1926 film by Christy Cabanne

Monte Carlo is a 1926 American silent romantic comedy film directed by Christy Cabanne and starring Lew Cody. It was produced by and distributed through Metro-Goldwyn-Mayer.

==Plot==
As described in a film magazine review, three young small town women, Flossie, Hope, and Sally, the last a pretty school teacher; win a popularity contest and a trip to Monte Carlo. Arriving there, Sally accidentally becomes acquainted with Tony Townsend of New York when he hides from pursuing detectives in her hotel room. Tony has had bad luck financially, and to escape his creditors he assumes the identity of Prince Boris. Tony declares his love for Sally, is jailed as an imposter, but is then released through the intervention of the real Prince Boris.

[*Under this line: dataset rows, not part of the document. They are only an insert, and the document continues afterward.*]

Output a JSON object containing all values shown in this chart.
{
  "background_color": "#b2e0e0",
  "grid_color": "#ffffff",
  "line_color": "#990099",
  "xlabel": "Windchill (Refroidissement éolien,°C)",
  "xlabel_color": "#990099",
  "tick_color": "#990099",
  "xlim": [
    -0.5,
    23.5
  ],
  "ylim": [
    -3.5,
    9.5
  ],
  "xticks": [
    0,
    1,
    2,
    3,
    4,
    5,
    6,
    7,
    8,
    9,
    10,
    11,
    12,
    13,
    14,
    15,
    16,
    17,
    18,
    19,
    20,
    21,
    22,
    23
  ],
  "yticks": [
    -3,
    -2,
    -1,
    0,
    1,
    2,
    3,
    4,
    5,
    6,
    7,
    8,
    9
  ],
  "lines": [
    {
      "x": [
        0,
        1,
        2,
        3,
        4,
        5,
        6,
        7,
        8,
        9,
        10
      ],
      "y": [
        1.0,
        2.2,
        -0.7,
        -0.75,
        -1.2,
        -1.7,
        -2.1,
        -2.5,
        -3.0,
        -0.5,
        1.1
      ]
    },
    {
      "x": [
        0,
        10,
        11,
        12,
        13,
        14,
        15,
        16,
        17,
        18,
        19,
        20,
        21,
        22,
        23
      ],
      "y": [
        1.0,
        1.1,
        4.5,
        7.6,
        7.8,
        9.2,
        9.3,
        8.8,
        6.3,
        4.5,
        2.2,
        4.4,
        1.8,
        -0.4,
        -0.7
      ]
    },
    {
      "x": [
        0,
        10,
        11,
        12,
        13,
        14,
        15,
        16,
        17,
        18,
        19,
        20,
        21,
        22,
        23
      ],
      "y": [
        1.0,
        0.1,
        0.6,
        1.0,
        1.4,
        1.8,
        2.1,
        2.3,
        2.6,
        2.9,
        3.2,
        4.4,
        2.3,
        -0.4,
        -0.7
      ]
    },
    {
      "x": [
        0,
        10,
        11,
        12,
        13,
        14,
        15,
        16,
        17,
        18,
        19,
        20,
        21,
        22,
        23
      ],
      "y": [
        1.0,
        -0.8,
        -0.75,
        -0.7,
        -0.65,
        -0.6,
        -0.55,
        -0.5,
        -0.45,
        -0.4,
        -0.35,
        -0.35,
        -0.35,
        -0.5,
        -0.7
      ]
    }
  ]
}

Tony leaves for home accompanied by Sally.

==Cast==
- Lew Cody as Tony Townsend
- Gertrude Olmstead as Sally Roxford
- Roy D'Arcy as Prince Boris
- Karl Dane as The Doorman
- ZaSu Pitts as Hope Durant
- Trixie Friganza as Flossie Payne
- Margaret Campbell as Grand Duchess Marie
- André Lanoy as Ludvig
- Max Barwyn as Sarleff
- Barbara Shears as Princess Ilene
- Harry Myers as Greves
- Cesare Gravina as Count Davigny
- Tony D'Algy as Varo
- Arthur Hoyt as Bancroft
- Margie Angus as Second Page at Fashion Show (uncredited)
- Mary Angus as Page at Fashion Show (uncredited)

==Production==
Portions of the film were in two-strip Technicolor including a fashion show.

==Preservation==
A print of Monte Carlo is preserved in the Metro-Goldwyn-Mayer film library.